Most of us enjoy a cold drink every now and then, and I’m a believer in balancing work and play. Alcohol, however, even at moderate levels, is pro-inflammatory and detrimental to performance when consumed after exercise, as proven by this study. In another study, however, small doses of alcohol after training had little to no effect on performance. Red wine, in particular, at low amounts, has yielded a wealth of research with positive effects on the body. The key take away here is that low amounts, meaning one or maybe two glasses of alcohol a week, will have no major bearing on performance or recovery. If, however, you are training for a competition or serious goal, it’s best to exclude alcohol completely.


It seems like we’re always being informed to add things to the body to improve performance and recovery, be it supplements, food, water, etc. Fasting, however, has shown promising results with respect to enhanced recovery. A study involving cyclists found that subjects power-to-weight ratio improved after three weeks of a 40% calorie restricted diet and exercise after overnight fasting. The subjects’ weight, fat weight, and body fat percentages decreased over the course of the test, while lean mass was maintained. There was also no decrement in performance over the three-week period. This research can be especially useful for grappler’s trying to cut weight and maintain power output.

In another study endurance athletes were tested for six weeks in either a fasted state or after ingesting high levels of carbohydrates. It was shown that the fasted athletes facilitated muscle protein synthesis faster than those who consumed ample carbohydrates.

Finally, this study – which might be of more significance to grapplers – tested markers of muscle protein synthesis in fasted and fed subjects after consuming a carb/protein drink after resistance training. Those who fasted before training, then consumed the carb/protein drink post-training showed a more anabolic response than those who ate before training. In other words, experimenting with training in a fasted-state every once in a while might be good for recovery, performance, and your power-to-weight numbers.


  • BCAAs taken within 1-3 hours of training will help prevent muscle damage and promote muscle recovery post-workout.
  • Carb/protein drinks with ratio 3:1 (carbs:protein) will help replenish your energy stores and promote muscle synthesis post-workout.
  • Antioxidants including Vitamin C and Fish/Krill Oil will help to fight oxidative stress and inflammation within the body, with benefits to muscle soreness and recovery.
  • Natural sources of antioxidants like tart cherry juice, turmeric, and ginger will help fight oxidative stress and inflammation from exercise, as well as help reduce perceived muscle soreness post-workout.
  • Adequate hydration is vitally important for optimal performance and recovery.

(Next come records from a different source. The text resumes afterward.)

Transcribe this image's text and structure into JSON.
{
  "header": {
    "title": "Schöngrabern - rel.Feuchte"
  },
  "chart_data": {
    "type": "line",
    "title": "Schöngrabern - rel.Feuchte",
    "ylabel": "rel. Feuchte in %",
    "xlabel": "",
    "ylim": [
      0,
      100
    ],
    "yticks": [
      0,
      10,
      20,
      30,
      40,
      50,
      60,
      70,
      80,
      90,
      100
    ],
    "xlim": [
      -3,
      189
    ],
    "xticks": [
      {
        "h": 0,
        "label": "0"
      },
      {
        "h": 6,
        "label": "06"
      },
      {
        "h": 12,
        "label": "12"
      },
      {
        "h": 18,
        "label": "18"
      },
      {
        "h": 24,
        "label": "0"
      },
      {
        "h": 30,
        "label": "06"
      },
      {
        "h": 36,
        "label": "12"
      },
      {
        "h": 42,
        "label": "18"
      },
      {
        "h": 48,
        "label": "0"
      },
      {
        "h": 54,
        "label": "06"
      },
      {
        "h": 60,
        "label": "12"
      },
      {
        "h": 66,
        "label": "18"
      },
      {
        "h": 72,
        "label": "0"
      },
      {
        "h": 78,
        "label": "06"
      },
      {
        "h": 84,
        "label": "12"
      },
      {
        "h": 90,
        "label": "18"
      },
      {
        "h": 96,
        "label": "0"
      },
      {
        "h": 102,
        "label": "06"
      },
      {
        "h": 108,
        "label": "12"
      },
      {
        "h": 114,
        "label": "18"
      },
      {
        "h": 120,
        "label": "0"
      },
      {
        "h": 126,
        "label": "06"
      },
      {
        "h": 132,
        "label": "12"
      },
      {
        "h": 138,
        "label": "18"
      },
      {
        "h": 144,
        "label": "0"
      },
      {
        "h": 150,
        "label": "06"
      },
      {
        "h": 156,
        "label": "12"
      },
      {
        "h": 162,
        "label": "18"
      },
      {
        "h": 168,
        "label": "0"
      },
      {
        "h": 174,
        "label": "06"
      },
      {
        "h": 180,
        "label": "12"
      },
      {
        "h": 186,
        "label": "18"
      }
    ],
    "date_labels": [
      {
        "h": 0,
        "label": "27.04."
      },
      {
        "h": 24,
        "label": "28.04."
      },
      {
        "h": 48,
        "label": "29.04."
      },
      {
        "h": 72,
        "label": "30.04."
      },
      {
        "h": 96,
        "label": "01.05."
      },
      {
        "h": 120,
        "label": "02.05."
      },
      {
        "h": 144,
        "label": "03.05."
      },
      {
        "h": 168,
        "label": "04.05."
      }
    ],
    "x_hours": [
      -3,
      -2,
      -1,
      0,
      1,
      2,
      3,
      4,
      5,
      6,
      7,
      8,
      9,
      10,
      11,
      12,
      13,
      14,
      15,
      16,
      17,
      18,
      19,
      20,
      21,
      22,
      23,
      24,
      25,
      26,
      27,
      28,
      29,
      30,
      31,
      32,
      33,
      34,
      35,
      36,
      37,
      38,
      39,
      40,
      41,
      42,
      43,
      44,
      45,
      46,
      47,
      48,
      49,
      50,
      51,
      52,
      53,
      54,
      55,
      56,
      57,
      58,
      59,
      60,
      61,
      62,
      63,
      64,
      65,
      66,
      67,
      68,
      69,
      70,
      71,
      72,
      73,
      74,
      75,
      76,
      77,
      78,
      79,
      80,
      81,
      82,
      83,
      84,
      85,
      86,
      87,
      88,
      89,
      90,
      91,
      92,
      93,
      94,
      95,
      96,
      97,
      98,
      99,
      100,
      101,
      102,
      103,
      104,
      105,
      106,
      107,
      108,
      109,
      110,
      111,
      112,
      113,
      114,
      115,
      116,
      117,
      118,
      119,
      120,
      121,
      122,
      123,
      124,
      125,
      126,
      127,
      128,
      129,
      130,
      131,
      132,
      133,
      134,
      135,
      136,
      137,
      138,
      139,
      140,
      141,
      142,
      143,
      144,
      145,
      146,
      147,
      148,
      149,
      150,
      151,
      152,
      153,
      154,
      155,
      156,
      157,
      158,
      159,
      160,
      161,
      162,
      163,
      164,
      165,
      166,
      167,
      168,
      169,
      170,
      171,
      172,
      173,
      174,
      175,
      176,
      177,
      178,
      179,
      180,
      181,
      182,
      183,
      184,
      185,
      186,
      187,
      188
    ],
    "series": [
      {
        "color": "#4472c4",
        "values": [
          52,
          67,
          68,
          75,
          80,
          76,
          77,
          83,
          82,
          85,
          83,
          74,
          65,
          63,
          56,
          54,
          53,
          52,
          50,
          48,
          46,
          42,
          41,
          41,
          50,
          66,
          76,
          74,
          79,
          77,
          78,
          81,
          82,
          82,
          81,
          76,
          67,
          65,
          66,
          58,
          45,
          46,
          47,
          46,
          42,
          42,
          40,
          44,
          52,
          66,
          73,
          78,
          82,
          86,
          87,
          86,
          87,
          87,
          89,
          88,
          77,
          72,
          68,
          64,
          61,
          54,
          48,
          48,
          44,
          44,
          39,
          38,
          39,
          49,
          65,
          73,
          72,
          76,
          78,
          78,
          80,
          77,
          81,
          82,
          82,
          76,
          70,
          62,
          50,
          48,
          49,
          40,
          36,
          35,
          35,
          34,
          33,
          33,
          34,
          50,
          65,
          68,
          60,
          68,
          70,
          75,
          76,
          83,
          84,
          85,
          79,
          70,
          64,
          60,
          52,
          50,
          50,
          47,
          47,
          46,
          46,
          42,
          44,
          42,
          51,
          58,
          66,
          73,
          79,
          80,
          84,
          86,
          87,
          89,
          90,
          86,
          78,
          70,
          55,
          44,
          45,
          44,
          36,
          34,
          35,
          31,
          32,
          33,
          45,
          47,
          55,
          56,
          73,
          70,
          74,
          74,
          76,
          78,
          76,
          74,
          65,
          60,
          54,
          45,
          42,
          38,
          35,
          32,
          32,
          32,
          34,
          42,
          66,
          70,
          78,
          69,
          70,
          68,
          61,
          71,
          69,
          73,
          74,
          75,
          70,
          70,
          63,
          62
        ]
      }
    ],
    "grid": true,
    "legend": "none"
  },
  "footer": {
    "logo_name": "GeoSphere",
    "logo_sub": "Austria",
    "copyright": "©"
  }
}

Athletes want to aim for .5 ounce to 1 ounce of water per pound of bodyweight per day, and sip water while training to prevent dehydration.
  • Focus on eating anti-inflammatory foods (greens, vegetables, fish, organic/grass-fed) while limiting foods that cause inflammation (sugars, grains, dairy, alcohol) to ensure optimal performance/recovery while training.
  • Alcohol consumption of less than two drinks will have minimal effects on recovery, however excessive alcohol will have negative effects on performance/recovery. The best strategy is to eliminate alcohol completely.
  • Fasting can have positive effects on recovery, one’s power-to-weight ratio, body fat percentage, and performance.